ISTANBUL -- Turkey prides itself on being the Middle East's lone Islamic democracy and aspires to regional hegemony. But the NATO member and crossroads between Europe and the Mideast has fallen out with its neighbors, partly because it has misread the events unfolding around it.

     Recep Tayyip Erdogan, Turkey's prime minister and president-elect, appears eager for a more vigorous foreign policy. But he will need to rebuild some bridges first.

    U.S. President Barack Obama phoned Erdogan on Tuesday to congratulate him on becoming Turkey's first directly elected president. They "agreed on the importance of close cooperation on Syria and Iraq and the terrorist threat emanating from the region," according to a White House statement.

     But gone are the days when Erdogan used to be "No. 2 on Obama's speed dial," Mideast expert Jonathan Schanzer of the Foundation for Defense of Democracies was quoted as saying to The Daily Caller, a U.S. news website.

     Far from serving as a deterrent against Islamist radicals in Syria and Iraq, Turkey has in effect contributed to their rise. Militants bent on overthrowing Syrian President Bashar al-Assad have moved unchecked across the border from refugee camps in Turkey, as have weapons. The U.S. designated the Nusra Front, a Syrian rebel outfit affiliated with al-Qaida, as a terrorist organization back in 2012; it took Turkey until this past June to follow suit.

     In the meantime, other extremist groups have exploded onto the scene, notably Islamic State, which is wreaking havoc in Iraq. Around 50 Turkish consulate workers were taken hostage in the northern Iraqi city of Mosul in June. Turkey's handling of the civil war in Syria typifies the aimlessness of its foreign policy.

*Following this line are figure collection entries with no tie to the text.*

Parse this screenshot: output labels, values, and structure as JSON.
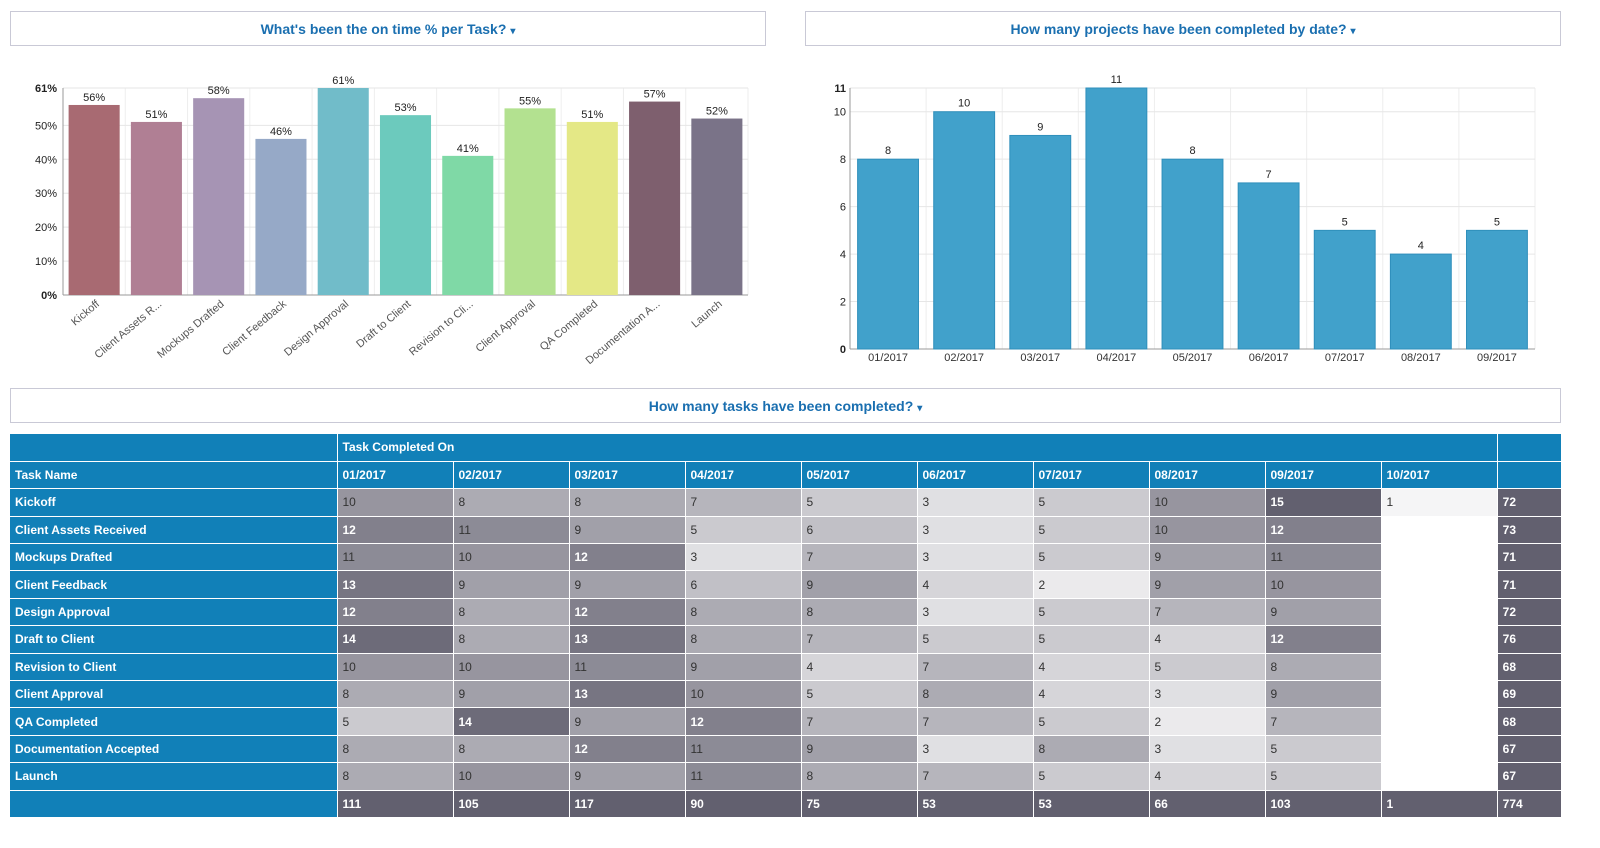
{
  "panels": {
    "left_title": "What's been the on time % per Task?",
    "right_title": "How many projects have been completed by date?",
    "table_title": "How many tasks have been completed?",
    "caret": "▾"
  },
  "chart_data": [
    {
      "type": "bar",
      "categories": [
        "Kickoff",
        "Client Assets R...",
        "Mockups Drafted",
        "Client Feedback",
        "Design Approval",
        "Draft to Client",
        "Revision to Cli...",
        "Client Approval",
        "QA Completed",
        "Documentation A...",
        "Launch"
      ],
      "values": [
        56,
        51,
        58,
        46,
        61,
        53,
        41,
        55,
        51,
        57,
        52
      ],
      "value_labels": [
        "56%",
        "51%",
        "58%",
        "46%",
        "61%",
        "53%",
        "41%",
        "55%",
        "51%",
        "57%",
        "52%"
      ],
      "colors": [
        "#a86a72",
        "#b07f94",
        "#a694b4",
        "#96a9c7",
        "#71bcc9",
        "#6ccabd",
        "#7fd9a6",
        "#b3e190",
        "#e4e886",
        "#7e5f6e",
        "#7a7388"
      ],
      "ylim": [
        0,
        61
      ],
      "yticks": [
        0,
        10,
        20,
        30,
        40,
        50,
        61
      ],
      "ytick_labels": [
        "0%",
        "10%",
        "20%",
        "30%",
        "40%",
        "50%",
        "61%"
      ],
      "title": "",
      "xlabel": "",
      "ylabel": "",
      "grid": true
    },
    {
      "type": "bar",
      "categories": [
        "01/2017",
        "02/2017",
        "03/2017",
        "04/2017",
        "05/2017",
        "06/2017",
        "07/2017",
        "08/2017",
        "09/2017"
      ],
      "values": [
        8,
        10,
        9,
        11,
        8,
        7,
        5,
        4,
        5
      ],
      "color": "#41a1cb",
      "ylim": [
        0,
        11
      ],
      "yticks": [
        0,
        2,
        4,
        6,
        8,
        10,
        11
      ],
      "title": "",
      "xlabel": "",
      "ylabel": "",
      "grid": true
    },
    {
      "type": "table",
      "group_header": "Task Completed On",
      "row_header": "Task Name",
      "columns": [
        "01/2017",
        "02/2017",
        "03/2017",
        "04/2017",
        "05/2017",
        "06/2017",
        "07/2017",
        "08/2017",
        "09/2017",
        "10/2017"
      ],
      "rows": [
        {
          "name": "Kickoff",
          "values": [
            10,
            8,
            8,
            7,
            5,
            3,
            5,
            10,
            15,
            1
          ],
          "total": 72
        },
        {
          "name": "Client Assets Received",
          "values": [
            12,
            11,
            9,
            5,
            6,
            3,
            5,
            10,
            12,
            null
          ],
          "total": 73
        },
        {
          "name": "Mockups Drafted",
          "values": [
            11,
            10,
            12,
            3,
            7,
            3,
            5,
            9,
            11,
            null
          ],
          "total": 71
        },
        {
          "name": "Client Feedback",
          "values": [
            13,
            9,
            9,
            6,
            9,
            4,
            2,
            9,
            10,
            null
          ],
          "total": 71
        },
        {
          "name": "Design Approval",
          "values": [
            12,
            8,
            12,
            8,
            8,
            3,
            5,
            7,
            9,
            null
          ],
          "total": 72
        },
        {
          "name": "Draft to Client",
          "values": [
            14,
            8,
            13,
            8,
            7,
            5,
            5,
            4,
            12,
            null
          ],
          "total": 76
        },
        {
          "name": "Revision to Client",
          "values": [
            10,
            10,
            11,
            9,
            4,
            7,
            4,
            5,
            8,
            null
          ],
          "total": 68
        },
        {
          "name": "Client Approval",
          "values": [
            8,
            9,
            13,
            10,
            5,
            8,
            4,
            3,
            9,
            null
          ],
          "total": 69
        },
        {
          "name": "QA Completed",
          "values": [
            5,
            14,
            9,
            12,
            7,
            7,
            5,
            2,
            7,
            null
          ],
          "total": 68
        },
        {
          "name": "Documentation Accepted",
          "values": [
            8,
            8,
            12,
            11,
            9,
            3,
            8,
            3,
            5,
            null
          ],
          "total": 67
        },
        {
          "name": "Launch",
          "values": [
            8,
            10,
            9,
            11,
            8,
            7,
            5,
            4,
            5,
            null
          ],
          "total": 67
        }
      ],
      "column_totals": [
        111,
        105,
        117,
        90,
        75,
        53,
        53,
        66,
        103,
        1
      ],
      "grand_total": 774
    }
  ]
}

     Ankara's relationship with Cairo has been fraught with discord since Egyptian armed forces chief Abdel Fattah al-Sisi led a coup last summer against President Mohamed Morsi of the Muslim Brotherhood, which Turkey has supported. Since becoming president himself in May, Sisi has faced withering Turkish criticism. Turkey and Egypt have expelled each other's ambassadors. Their row stands in stark contrast to Western efforts to make nice with Sisi's government. Turkish envoys are also conspicuously absent from Syria and Israel.

     Turkey has paid a price for this feuding. Its relations with the Persian Gulf states that back Egypt have cooled. Case in point: Abu Dhabi National Energy backed out of plans to invest $12 billion in coal-fired power plants in southeastern Turkey.

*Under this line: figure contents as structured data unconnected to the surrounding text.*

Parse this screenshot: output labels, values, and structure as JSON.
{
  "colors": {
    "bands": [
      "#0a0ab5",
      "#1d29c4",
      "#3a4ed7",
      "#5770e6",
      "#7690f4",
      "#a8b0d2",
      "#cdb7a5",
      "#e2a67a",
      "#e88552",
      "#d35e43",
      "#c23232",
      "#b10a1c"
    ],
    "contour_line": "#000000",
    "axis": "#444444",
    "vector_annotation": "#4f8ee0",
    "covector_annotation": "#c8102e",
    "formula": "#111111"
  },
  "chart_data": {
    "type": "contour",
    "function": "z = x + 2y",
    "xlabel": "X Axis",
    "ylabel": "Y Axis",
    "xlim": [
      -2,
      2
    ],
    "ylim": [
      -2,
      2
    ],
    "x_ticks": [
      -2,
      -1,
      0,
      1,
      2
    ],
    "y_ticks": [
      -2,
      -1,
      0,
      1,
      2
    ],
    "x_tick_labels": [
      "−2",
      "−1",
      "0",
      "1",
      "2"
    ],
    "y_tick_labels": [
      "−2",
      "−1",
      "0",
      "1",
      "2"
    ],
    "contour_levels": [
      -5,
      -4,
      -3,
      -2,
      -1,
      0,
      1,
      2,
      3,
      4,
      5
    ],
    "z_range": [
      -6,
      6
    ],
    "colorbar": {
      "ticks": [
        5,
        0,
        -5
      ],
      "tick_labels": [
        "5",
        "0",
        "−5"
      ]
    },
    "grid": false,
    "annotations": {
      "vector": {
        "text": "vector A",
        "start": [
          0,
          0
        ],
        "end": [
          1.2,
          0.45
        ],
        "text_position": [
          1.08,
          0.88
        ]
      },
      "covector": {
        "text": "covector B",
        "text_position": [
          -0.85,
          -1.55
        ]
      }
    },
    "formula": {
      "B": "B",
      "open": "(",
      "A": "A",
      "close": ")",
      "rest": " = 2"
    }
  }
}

     "We cannot turn a blind eye to the suffering of people in Egypt, Syria, Yemen and other places," insists Ibrahim Kalin, Erdogan's senior foreign policy adviser.

     Turkey faces a wide gap between its foreign policy ambitions and its ability to achieve them, says Turkish commentator Soli Ozel, adding that Ankara has neglected the pursuit of pragmatism.

     Some accuse Erdogan of creating phantom foreign enemies to shore up his domestic support. Such witch hunts need not be confined to the Middle East. The prime minister has turned on critical Western media, likening U.S. cable news network CNN's reporters to "spies." Murat Yetkin, a Turkish columnist, predicts more adventurism ahead in Erdogan's foreign policy.

     Erdogan's high-handed tendencies have not gone unnoticed in the West. Der Spiegel, a German magazine, asked whether his actions signal the birth of a "dictator." Erdogan did not help his image by revealing in a television interview in June that he looked to China and Russia as models for a new Turkish presidential system.